As far as his grandchildren were concerned, there was nothing strange about Joe Gannon's occupation.

So why, they once asked, do other people seem to think it's so odd?

Because, his daughter, Patricia Faxvog, remembers explaining, "Most priests don't have children."

The Rev. Joseph T. Gannon was, in many ways, not like most Roman Catholic priests. He entered the seminary at age 56, a widower after 34 years of marriage and six kids. He was ordained by the pope, met Mother Teresa and traveled the world. For the second half of his life, he relished the role of Father, along with dad, grandpa and great-grandpa.

Gannon, of St. Paul, died at age 96 on July 19 after a long illness.

"You can't be sad for his life at all," said Faxvog, of Prior Lake. "He had a pretty extraordinary life."
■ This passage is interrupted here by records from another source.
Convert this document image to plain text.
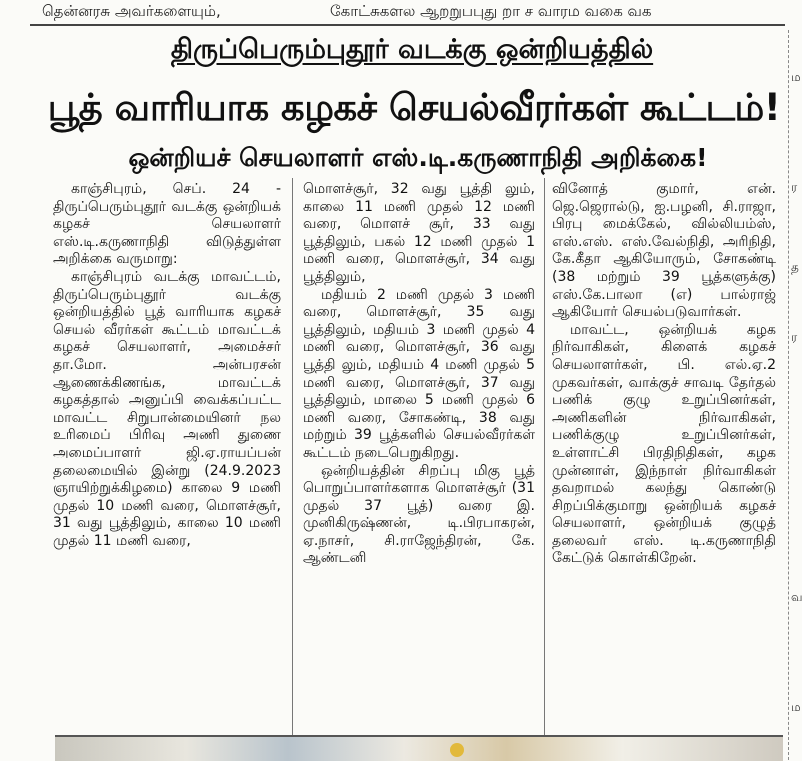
தென்னரசு அவர்களையும்,	கோட்சுகளல ஆறறுபபுது றா ச வாரம வகை வக
ம
ர
த
ர
வ
ம
திருப்பெரும்புதூர் வடக்கு ஒன்றியத்தில்
பூத் வாரியாக கழகச் செயல்வீரர்கள் கூட்டம்!
ஒன்றியச் செயலாளர் எஸ்.டி.கருணாநிதி அறிக்கை!

காஞ்சிபுரம், செப். 24 - திருப்பெரும்புதூர் வடக்கு ஒன்றியக் கழகச் செயலாளர் எஸ்.டி.கருணாநிதி விடுத்துள்ள அறிக்கை வருமாறு:

காஞ்சிபுரம் வடக்கு மாவட்டம், திருப்பெரும்புதூர் வடக்கு ஒன்றியத்தில் பூத் வாரியாக கழகச் செயல் வீரர்கள் கூட்டம் மாவட்டக் கழகச் செயலாளர், அமைச்சர் தா.மோ. அன்பரசன் ஆணைக்கிணங்க, மாவட்டக் கழகத்தால் அனுப்பி வைக்கப்பட்ட மாவட்ட சிறுபான்மையினர் நல உரிமைப் பிரிவு அணி துணை அமைப்பாளர் ஜி.ஏ.ராயப்பன் தலைமையில் இன்று (24.9.2023 ஞாயிற்றுக்கிழமை) காலை 9 மணி முதல் 10 மணி வரை, மொளச்சூர், 31 வது பூத்திலும், காலை 10 மணி முதல் 11 மணி வரை,

மொளச்சூர், 32 வது பூத்தி லும், காலை 11 மணி முதல் 12 மணி வரை, மொளச் சூர், 33 வது பூத்திலும், பகல் 12 மணி முதல் 1 மணி வரை, மொளச்சூர், 34 வது பூத்திலும்,

மதியம் 2 மணி முதல் 3 மணி வரை, மொளச்சூர், 35 வது பூத்திலும், மதியம் 3 மணி முதல் 4 மணி வரை, மொளச்சூர், 36 வது பூத்தி லும், மதியம் 4 மணி முதல் 5 மணி வரை, மொளச்சூர், 37 வது பூத்திலும், மாலை 5 மணி முதல் 6 மணி வரை, சோகண்டி, 38 வது மற்றும் 39 பூத்களில் செயல்வீரர்கள் கூட்டம் நடைபெறுகிறது.

ஒன்றியத்தின் சிறப்பு மிகு பூத் பொறுப்பாளர்களாக மொளச்சூர் (31 முதல் 37 பூத்) வரை இ. முனிகிருஷ்ணன், டி.பிரபாகரன், ஏ.நாசர், சி.ராஜேந்திரன், கே. ஆண்டனி

வினோத் குமார், என். ஜெ.ஜெரால்டு, ஐ.பழனி, சி.ராஜா, பிரபு மைக்கேல், வில்லியம்ஸ், எஸ்.எஸ். எஸ்.வேல்நிதி, அரிநிதி, கே.கீதா ஆகியோரும், சோகண்டி (38 மற்றும் 39 பூத்களுக்கு) எஸ்.கே.பாலா (எ) பால்ராஜ் ஆகியோர் செயல்படுவார்கள்.

மாவட்ட, ஒன்றியக் கழக நிர்வாகிகள், கிளைக் கழகச் செயலாளர்கள், பி. எல்.ஏ.2 முகவர்கள், வாக்குச் சாவடி தேர்தல் பணிக் குழு உறுப்பினர்கள், அணிகளின் நிர்வாகிகள், பணிக்குழு உறுப்பினர்கள், உள்ளாட்சி பிரதிநிதிகள், கழக முன்னாள், இந்நாள் நிர்வாகிகள் தவறாமல் கலந்து கொண்டு சிறப்பிக்குமாறு ஒன்றியக் கழகச் செயலாளர், ஒன்றியக் குழுத் தலைவர் எஸ். டி.கருணாநிதி கேட்டுக் கொள்கிறேன்.
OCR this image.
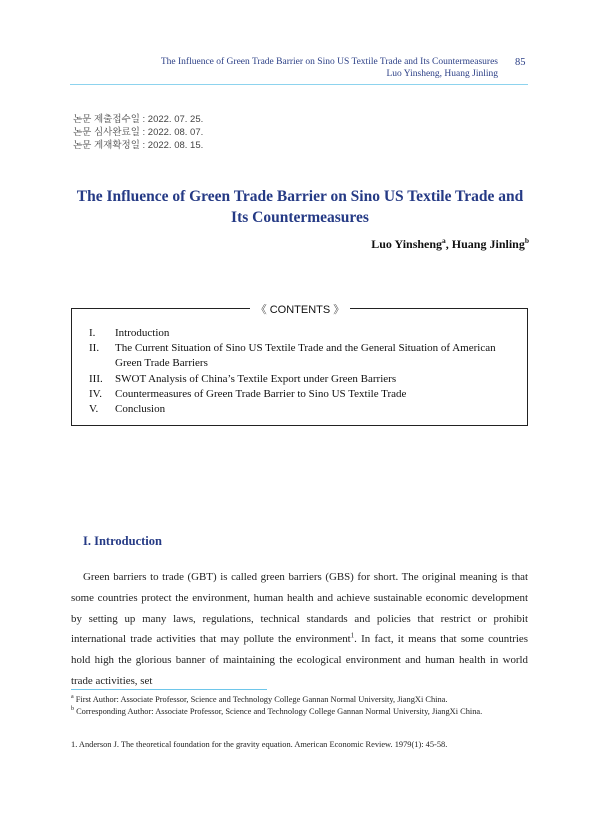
The Influence of Green Trade Barrier on Sino US Textile Trade and Its Countermeasures
Luo Yinsheng, Huang Jinling
85
논문 제출접수일 : 2022. 07. 25.
논문 심사완료일 : 2022. 08. 07.
논문 게재확정일 : 2022. 08. 15.
The Influence of Green Trade Barrier on Sino US Textile Trade and
Its Countermeasures
Luo Yinsheng$^a$, Huang Jinling$^b$
《 CONTENTS 》
I.	Introduction
II.	The Current Situation of Sino US Textile Trade and the General Situation of American Green Trade Barriers
III.	SWOT Analysis of China’s Textile Export under Green Barriers
IV.	Countermeasures of Green Trade Barrier to Sino US Textile Trade
V.	Conclusion
I. Introduction
Green barriers to trade (GBT) is called green barriers (GBS) for short. The original meaning is that some countries protect the environment, human health and achieve sustainable economic development by setting up many laws, regulations, technical standards and policies that restrict or prohibit international trade activities that may pollute the environment$^1$. In fact, it means that some countries hold high the glorious banner of maintaining the ecological environment and human health in world trade activities, set
$^a$ First Author: Associate Professor, Science and Technology College Gannan Normal University, JiangXi China.
$^b$ Corresponding Author: Associate Professor, Science and Technology College Gannan Normal University, JiangXi China.
1. Anderson J. The theoretical foundation for the gravity equation. American Economic Review. 1979(1): 45-58.
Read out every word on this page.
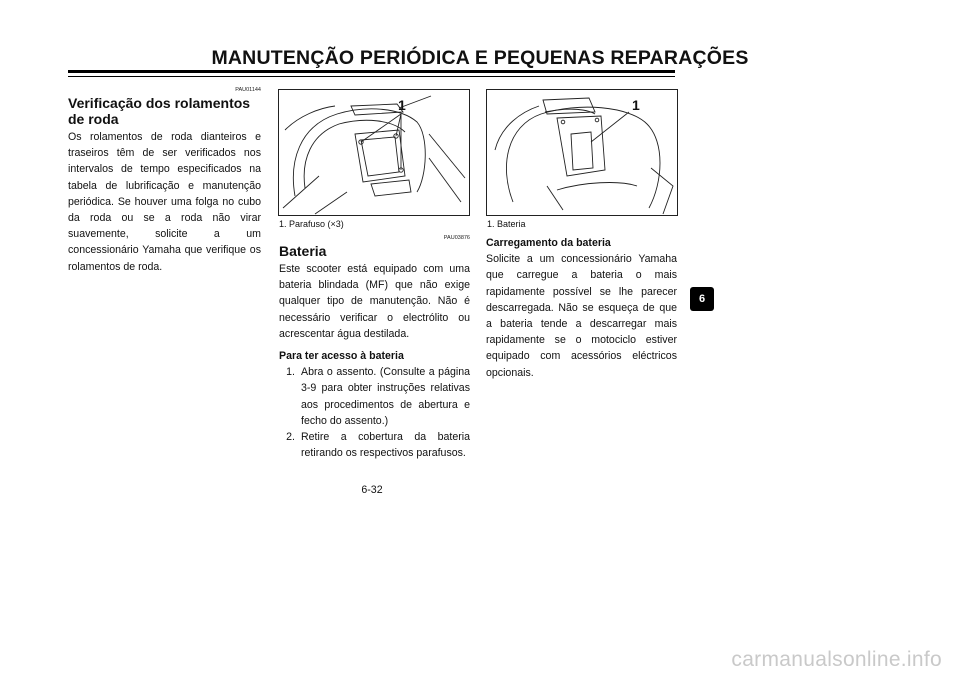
MANUTENÇÃO PERIÓDICA E PEQUENAS REPARAÇÕES
PAU01144
Verificação dos rolamentos de roda
Os rolamentos de roda dianteiros e traseiros têm de ser verificados nos intervalos de tempo especificados na tabela de lubrificação e manutenção periódica. Se houver uma folga no cubo da roda ou se a roda não virar suavemente, solicite a um concessionário Yamaha que verifique os rolamentos de roda.
1
1. Parafuso (×3)
PAU03876
Bateria
Este scooter está equipado com uma bateria blindada (MF) que não exige qualquer tipo de manutenção. Não é necessário verificar o electrólito ou acrescentar água destilada.
Para ter acesso à bateria
1. Abra o assento. (Consulte a página 3-9 para obter instruções relativas aos procedimentos de abertura e fecho do assento.)
2. Retire a cobertura da bateria retirando os respectivos parafusos.
1
1. Bateria
Carregamento da bateria
Solicite a um concessionário Yamaha que carregue a bateria o mais rapidamente possível se lhe parecer descarregada. Não se esqueça de que a bateria tende a descarregar mais rapidamente se o motociclo estiver equipado com acessórios eléctricos opcionais.
6
6-32
carmanualsonline.info
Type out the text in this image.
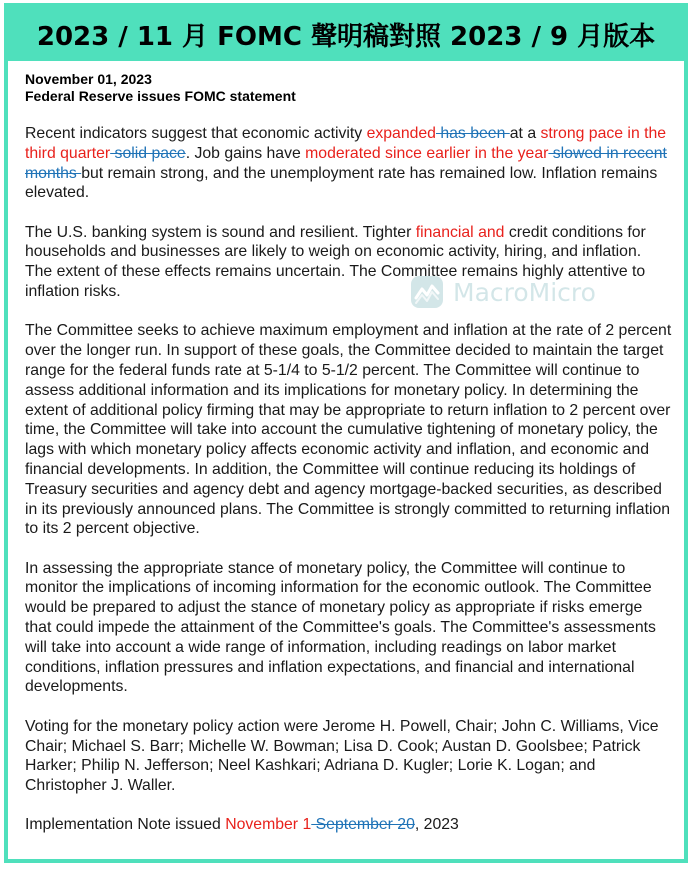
2023 / 11 月 FOMC 聲明稿對照 2023 / 9 月版本
November 01, 2023
Federal Reserve issues FOMC statement
MacroMicro

Recent indicators suggest that economic activity expanded has been at a strong pace in the third quarter solid pace. Job gains have moderated since earlier in the year slowed in recent months but remain strong, and the unemployment rate has remained low. Inflation remains elevated.

The U.S. banking system is sound and resilient. Tighter financial and credit conditions for households and businesses are likely to weigh on economic activity, hiring, and inflation. The extent of these effects remains uncertain. The Committee remains highly attentive to inflation risks.

The Committee seeks to achieve maximum employment and inflation at the rate of 2 percent over the longer run. In support of these goals, the Committee decided to maintain the target range for the federal funds rate at 5-1/4 to 5-1/2 percent. The Committee will continue to assess additional information and its implications for monetary policy. In determining the extent of additional policy firming that may be appropriate to return inflation to 2 percent over time, the Committee will take into account the cumulative tightening of monetary policy, the lags with which monetary policy affects economic activity and inflation, and economic and financial developments. In addition, the Committee will continue reducing its holdings of Treasury securities and agency debt and agency mortgage-backed securities, as described in its previously announced plans. The Committee is strongly committed to returning inflation to its 2 percent objective.

In assessing the appropriate stance of monetary policy, the Committee will continue to monitor the implications of incoming information for the economic outlook. The Committee would be prepared to adjust the stance of monetary policy as appropriate if risks emerge that could impede the attainment of the Committee's goals. The Committee's assessments will take into account a wide range of information, including readings on labor market conditions, inflation pressures and inflation expectations, and financial and international developments.

Voting for the monetary policy action were Jerome H. Powell, Chair; John C. Williams, Vice Chair; Michael S. Barr; Michelle W. Bowman; Lisa D. Cook; Austan D. Goolsbee; Patrick Harker; Philip N. Jefferson; Neel Kashkari; Adriana D. Kugler; Lorie K. Logan; and Christopher J. Waller.

Implementation Note issued November 1 September 20, 2023
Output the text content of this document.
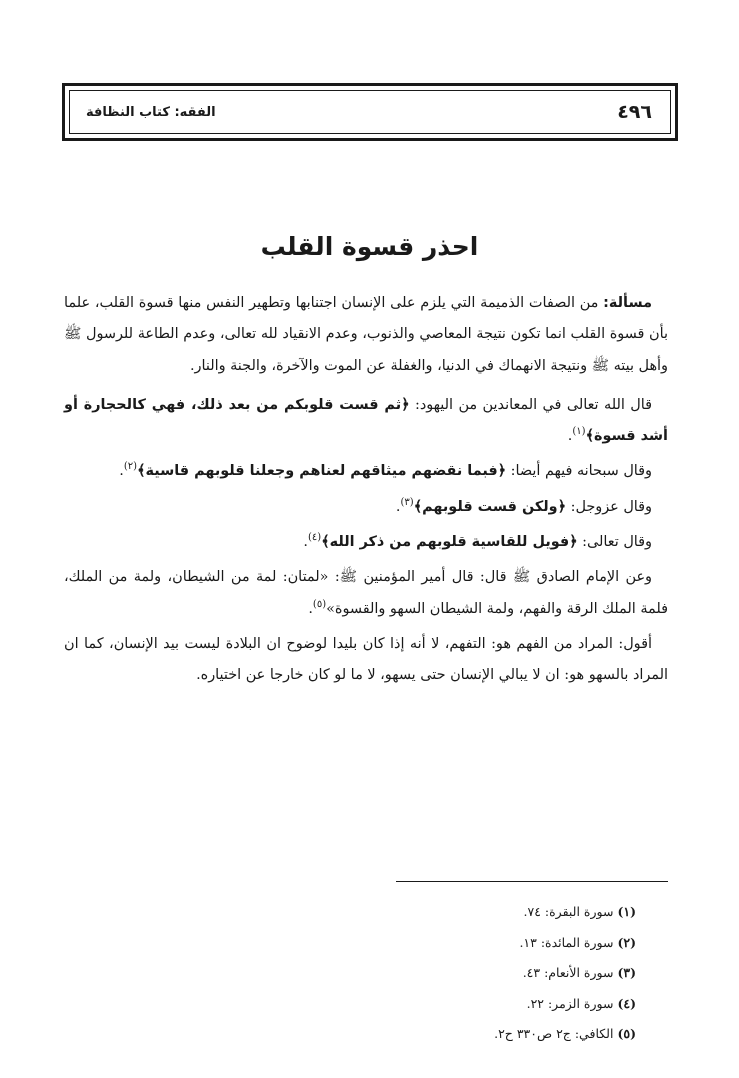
٤٩٦
الفقه: كتاب النظافة
احذر قسوة القلب

مسألة: من الصفات الذميمة التي يلزم على الإنسان اجتنابها وتطهير النفس منها قسوة القلب، علما بأن قسوة القلب انما تكون نتيجة المعاصي والذنوب، وعدم الانقياد لله تعالى، وعدم الطاعة للرسول ﷺ وأهل بيته ﷺ ونتيجة الانهماك في الدنيا، والغفلة عن الموت والآخرة، والجنة والنار.

قال الله تعالى في المعاندين من اليهود: ﴿ثم قست قلوبكم من بعد ذلك، فهي كالحجارة أو أشد قسوة﴾$^{(١)}$.

وقال سبحانه فيهم أيضا: ﴿فبما نقضهم ميثاقهم لعناهم وجعلنا قلوبهم قاسية﴾$^{(٢)}$.

وقال عزوجل: ﴿ولكن قست قلوبهم﴾$^{(٣)}$.

وقال تعالى: ﴿فويل للقاسية قلوبهم من ذكر الله﴾$^{(٤)}$.

وعن الإمام الصادق ﷺ قال: قال أمير المؤمنين ﷺ: «لمتان: لمة من الشيطان، ولمة من الملك، فلمة الملك الرقة والفهم، ولمة الشيطان السهو والقسوة»$^{(٥)}$.

أقول: المراد من الفهم هو: التفهم، لا أنه إذا كان بليدا لوضوح ان البلادة ليست بيد الإنسان، كما ان المراد بالسهو هو: ان لا يبالي الإنسان حتى يسهو، لا ما لو كان خارجا عن اختياره.

(١) سورة البقرة: ٧٤.
(٢) سورة المائدة: ١٣.
(٣) سورة الأنعام: ٤٣.
(٤) سورة الزمر: ٢٢.
(٥) الكافي: ج٢ ص٣٣٠ ح٢.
His daughter says that she and her five brothers were surprised -- but not entirely shocked -- when their dad decided to enter the seminary.

Gannon, who was born in Farmington, once told a newspaper columnist that he was a "cradle Catholic" who had thought about becoming a priest as a young man. "But it was the Depression, and I couldn't go on to school," he said in a 1975 article in the Minneapolis Tribune. "And then, of course, I got interested in girls."

He met his wife, Arlene, in high school and went into the restaurant business, eventually opening a doughnut supply franchise in the Twin Cities. At one point, he and his wife were musing about what he would do if something happened to her. "Maybe the priesthood," he said, according to a 2001 article about late-blooming priests in the St. Thomas University magazine. His wife laughed it off. "Oh, you'll be married in 30 days," she told him.

After his wife died of cancer in 1970, Gannon asked his older sons to take over the doughnut business and went to Rome.

There, he became one of the oldest students at Beda College, a seminary for "delayed vocation" priests. "He was in the company of other men who had watched life go by and felt the call," said the Rev. Stanley J. Srnec, a friend and retired Twin Cities priest. "He became convinced that this was what God wanted for him."

In seminary, he bristled at some of the rules (a curfew at age 56?) and volunteered to drive Mother Teresa when she visited Rome on charity missions. He was 60 when he knelt before Pope Paul VI, one of 354 priests ordained that day in June 1975 at the Vatican. His mother-in-law was in the front row; his six kids in the second.

"It was a very strange feeling," Faxvog said. "We would just call him 'our father, the Father." Her then-husband jokingly asked if he should say, "Bless me, Father-in-law."

At one point, Gannon and several of his children appeared on the TV game show "Family Feud." Faxvog said they aced the audition. "We're a pretty outgoing family anyway," she said. "But a priest with six kids?" They lost, by a hair.

For nearly 10 years, Gannon served several Twin Cities parishes, including Immaculate Heart of Mary in St. Paul. He retired in 1985 and became a cruise-line chaplain, sailing the Caribbean and leading Catholic, Protestant and Jewish services, his daughter said.

Recently, he wrote his autobiography, which the family self-published with a cover photo of Gannon in his Roman collar surrounded by his children. The title: "Seven Times a Father, A family man's journey to the Catholic priesthood."

In addition to his daughter, he is survived by sons Tom, Dennis, John, Steve and Mark, 13 grandchildren and 15 great-grandchildren.

A funeral mass will be said at 10 a.m. Wednesday at St. Helena Catholic Church, 3201 E. 43rd St. in Minneapolis.